Quando era ancora una bambina le sue dita erano troppo piccole per stendersi sul dorso del suo flauto e quasi non riuscivano a chiuderne gli otto fori, eppure le sue mani si muovevano su quel pezzo nudo di bambù con una rapidità impressionante, con gesti tecnicamente imperfetti, ma precisi, mirati, in qualche modo rabbiosi; cercava le cavità del suo strumento e le penetrava con forza, amando la sua musica in ogni nota che riusciva a produrre.
Chi la sentiva suonare diceva, parlando di lei al suo maestro, che aveva talento, ma era sicuramente necessario un allenamento più intenso, più finalizzato alle sue capacità e a quello che sarebbe riuscita a dare crescendo; lei, roteando gli occhi tra quelle persone grandi che parlavano della sua musica, pensava che i musicisti non si allenano, ma si esercitano; eppure, crescendo cominciò ad assorbire il peso che la parola allenamento avrebbe avuto per lei, lo storpiò, lo assimilò come suo dandogli il significato di esercizio, stirò di più le dita sul flauto per arrivare a coprire i fori con maggior precisione, modificò la conformazione del suo corpo, tentò di adeguarsi, rendersi idonea al suo strumento, trasformandosi come per un amante egoista che non si sarebbe adattato a lei.
Era pienamente consapevole che si trattasse di un oggetto inanimato, ma allo stesso tempo era convinta che se c'era qualcuno in grado dargli vita, quella era lei; le dita erano il suo strumento, le labbra appena appoggiate sul legno, sapevano sussurrare respiri che si traducevano in note sotto la guida delle sue mani.
Era abile, chi la vedeva suonare la descriveva così, con gli aggettivi che si usano per i guerrieri e non per i musicisti, ma nell'orecchio fertile di una bambina quelle sottili differenze non avevano valore: abilità aveva lo stesso suono di talento, come allenamento aveva lo stesso significato di esercizio, decise che si sarebbe preoccupata in futuro di cosa volessero da lei e dal suo flauto, per ora le bastava che, chiunque la sentisse suonare, apprezzasse la sua musica, non importava con che aggettivi esprimevano il loro giudizio; in una piccola, presuntuosa, parte di se, Tayuya voleva essere la migliore.

Crescendo cominciava a percepire le differenze, imparava ad allenarsi sempre di più e perdeva l’abitudine all’esercizio, d’altronde, fino a quando l’allenamento avrebbe compreso la possibilità di suonare, non le sarebbe importato.
Aveva gli occhi rabbiosi, come le sue dita puntate sui fori del flauto, come il fiato denso e caldo che vi soffiava dentro traducendolo in note sotto l'ordine perentorio delle sue mani, cresceva come una musicista virtuosa e come una ninja abile, lentamente cominciava a capire il confine degli aggettivi con i quali usavano descriverla già quando era una bambina, cominciava a capire la differenza tra chi sentiva la sua musica concentrandosi su quanto fossero veloci e potenti i movimenti delle sue dita e chi la ascoltava suonare ad occhi chiusi.
Una volta qualcuno le disse che il suo modo di suonare stava diventando freddo, meccanico; era il periodo in cui le avevano insegnato a tenere gli occhi aperti mentre suonava, perché chiudendoli non avrebbe potuto prendere la mira.
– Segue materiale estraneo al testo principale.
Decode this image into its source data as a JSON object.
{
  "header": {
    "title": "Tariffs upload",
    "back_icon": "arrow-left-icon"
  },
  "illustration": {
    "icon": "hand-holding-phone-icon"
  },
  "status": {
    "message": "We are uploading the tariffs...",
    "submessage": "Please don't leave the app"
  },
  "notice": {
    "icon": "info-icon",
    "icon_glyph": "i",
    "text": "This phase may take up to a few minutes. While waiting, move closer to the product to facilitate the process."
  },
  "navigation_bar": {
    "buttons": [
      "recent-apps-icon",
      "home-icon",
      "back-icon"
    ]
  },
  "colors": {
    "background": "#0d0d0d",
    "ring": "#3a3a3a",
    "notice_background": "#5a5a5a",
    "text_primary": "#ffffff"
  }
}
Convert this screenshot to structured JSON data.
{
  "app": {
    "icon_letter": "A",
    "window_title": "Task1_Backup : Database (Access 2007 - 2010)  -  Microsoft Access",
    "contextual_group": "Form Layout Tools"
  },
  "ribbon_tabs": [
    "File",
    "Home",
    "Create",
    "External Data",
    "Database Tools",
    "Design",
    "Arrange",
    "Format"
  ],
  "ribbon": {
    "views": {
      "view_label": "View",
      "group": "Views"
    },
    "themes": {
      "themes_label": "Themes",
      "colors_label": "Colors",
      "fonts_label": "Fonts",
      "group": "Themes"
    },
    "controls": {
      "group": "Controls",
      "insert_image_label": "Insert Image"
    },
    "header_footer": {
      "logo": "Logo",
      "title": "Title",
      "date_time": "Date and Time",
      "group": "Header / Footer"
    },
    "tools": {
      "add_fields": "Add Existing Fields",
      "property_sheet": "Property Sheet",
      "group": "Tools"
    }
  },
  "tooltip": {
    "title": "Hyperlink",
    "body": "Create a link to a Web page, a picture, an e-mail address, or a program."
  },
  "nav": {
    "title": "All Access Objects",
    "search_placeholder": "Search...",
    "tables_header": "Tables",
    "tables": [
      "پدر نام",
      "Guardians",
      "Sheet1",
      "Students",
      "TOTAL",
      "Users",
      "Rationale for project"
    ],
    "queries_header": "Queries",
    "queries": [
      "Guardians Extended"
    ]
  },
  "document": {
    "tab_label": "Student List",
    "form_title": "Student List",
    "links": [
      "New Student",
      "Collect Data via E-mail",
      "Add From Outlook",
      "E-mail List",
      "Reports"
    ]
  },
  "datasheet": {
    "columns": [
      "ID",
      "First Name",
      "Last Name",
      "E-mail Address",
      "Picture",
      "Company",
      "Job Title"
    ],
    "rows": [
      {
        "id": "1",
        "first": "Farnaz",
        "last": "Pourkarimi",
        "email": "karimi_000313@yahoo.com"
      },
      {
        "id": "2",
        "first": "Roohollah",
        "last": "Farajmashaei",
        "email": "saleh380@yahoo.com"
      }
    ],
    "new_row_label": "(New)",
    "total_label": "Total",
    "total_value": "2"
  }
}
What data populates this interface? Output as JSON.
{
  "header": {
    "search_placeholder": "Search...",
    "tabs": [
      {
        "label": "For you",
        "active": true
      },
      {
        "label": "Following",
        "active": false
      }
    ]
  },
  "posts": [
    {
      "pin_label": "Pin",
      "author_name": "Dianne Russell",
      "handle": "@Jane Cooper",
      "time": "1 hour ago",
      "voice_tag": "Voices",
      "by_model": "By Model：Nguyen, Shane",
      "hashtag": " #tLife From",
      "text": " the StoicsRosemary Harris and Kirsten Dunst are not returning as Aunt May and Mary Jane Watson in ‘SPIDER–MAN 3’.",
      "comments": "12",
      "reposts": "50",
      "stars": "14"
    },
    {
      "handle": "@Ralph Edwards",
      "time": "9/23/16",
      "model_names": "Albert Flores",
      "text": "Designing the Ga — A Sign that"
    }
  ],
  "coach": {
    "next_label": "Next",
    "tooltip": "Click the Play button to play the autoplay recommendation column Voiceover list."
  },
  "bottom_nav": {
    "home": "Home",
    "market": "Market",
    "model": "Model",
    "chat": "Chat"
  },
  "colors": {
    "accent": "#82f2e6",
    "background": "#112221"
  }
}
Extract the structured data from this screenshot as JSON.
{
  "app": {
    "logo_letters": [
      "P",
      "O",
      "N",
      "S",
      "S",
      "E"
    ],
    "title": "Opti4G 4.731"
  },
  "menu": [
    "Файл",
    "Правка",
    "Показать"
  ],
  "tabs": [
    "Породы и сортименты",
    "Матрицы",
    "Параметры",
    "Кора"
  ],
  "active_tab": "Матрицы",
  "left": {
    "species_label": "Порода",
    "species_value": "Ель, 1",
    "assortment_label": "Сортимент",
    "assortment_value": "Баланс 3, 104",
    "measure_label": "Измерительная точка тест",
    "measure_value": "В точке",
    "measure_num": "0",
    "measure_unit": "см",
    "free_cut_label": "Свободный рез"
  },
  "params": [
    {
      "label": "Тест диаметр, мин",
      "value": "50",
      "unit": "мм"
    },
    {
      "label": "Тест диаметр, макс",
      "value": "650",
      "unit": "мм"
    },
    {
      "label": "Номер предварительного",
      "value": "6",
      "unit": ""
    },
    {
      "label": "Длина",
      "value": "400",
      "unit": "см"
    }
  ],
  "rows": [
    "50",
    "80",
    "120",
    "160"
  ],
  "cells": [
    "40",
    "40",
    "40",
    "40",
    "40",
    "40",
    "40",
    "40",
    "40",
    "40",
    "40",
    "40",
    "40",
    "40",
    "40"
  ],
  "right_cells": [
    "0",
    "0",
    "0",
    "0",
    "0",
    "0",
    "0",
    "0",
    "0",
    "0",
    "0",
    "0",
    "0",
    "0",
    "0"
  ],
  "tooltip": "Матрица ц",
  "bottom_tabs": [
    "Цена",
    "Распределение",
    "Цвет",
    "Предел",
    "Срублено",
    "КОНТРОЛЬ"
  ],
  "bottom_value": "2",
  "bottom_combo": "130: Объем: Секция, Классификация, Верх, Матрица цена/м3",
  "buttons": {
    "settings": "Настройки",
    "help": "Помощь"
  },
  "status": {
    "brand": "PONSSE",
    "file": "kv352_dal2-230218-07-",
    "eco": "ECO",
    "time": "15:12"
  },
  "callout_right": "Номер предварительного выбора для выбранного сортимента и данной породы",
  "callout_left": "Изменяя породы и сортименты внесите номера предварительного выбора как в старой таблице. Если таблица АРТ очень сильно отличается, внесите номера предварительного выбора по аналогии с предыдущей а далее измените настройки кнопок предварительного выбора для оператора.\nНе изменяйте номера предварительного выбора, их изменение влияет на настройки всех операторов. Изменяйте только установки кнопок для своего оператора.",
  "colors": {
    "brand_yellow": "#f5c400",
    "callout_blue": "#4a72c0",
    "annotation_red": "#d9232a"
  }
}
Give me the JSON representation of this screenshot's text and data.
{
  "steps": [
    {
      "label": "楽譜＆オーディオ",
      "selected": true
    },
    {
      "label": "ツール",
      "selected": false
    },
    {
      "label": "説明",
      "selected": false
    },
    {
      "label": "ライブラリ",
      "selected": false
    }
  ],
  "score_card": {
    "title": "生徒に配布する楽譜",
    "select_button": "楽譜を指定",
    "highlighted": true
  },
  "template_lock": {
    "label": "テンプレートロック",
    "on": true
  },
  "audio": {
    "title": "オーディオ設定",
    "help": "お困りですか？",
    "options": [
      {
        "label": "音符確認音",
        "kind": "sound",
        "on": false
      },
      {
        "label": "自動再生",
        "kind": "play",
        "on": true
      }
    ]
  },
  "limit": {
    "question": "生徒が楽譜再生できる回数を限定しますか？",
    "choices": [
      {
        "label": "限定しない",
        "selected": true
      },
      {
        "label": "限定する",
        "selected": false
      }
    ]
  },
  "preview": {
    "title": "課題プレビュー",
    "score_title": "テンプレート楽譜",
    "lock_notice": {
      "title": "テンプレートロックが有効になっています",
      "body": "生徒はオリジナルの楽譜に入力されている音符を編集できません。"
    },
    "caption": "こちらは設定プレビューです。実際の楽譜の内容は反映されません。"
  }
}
Tayuya allora aveva quasi dodici anni, aveva cominciato a capire cosa volessero da lei e dal suo flauto e aveva provato una forte delusione accorgendosi che non era la musica quello che cercavano, ma i movimenti precisi e mirati delle sue dita; eppure, quando le chiesero di abituarsi a tenere gli occhi aperti mentre suonava, non aveva ancora capito su cosa dovesse prendere la mira.
Un giorno qualcuno le disse che la sua non era più musica, ma soltanto suono
"devi ascoltare, fidarti delle tue mani perché loro sanno già dove andare"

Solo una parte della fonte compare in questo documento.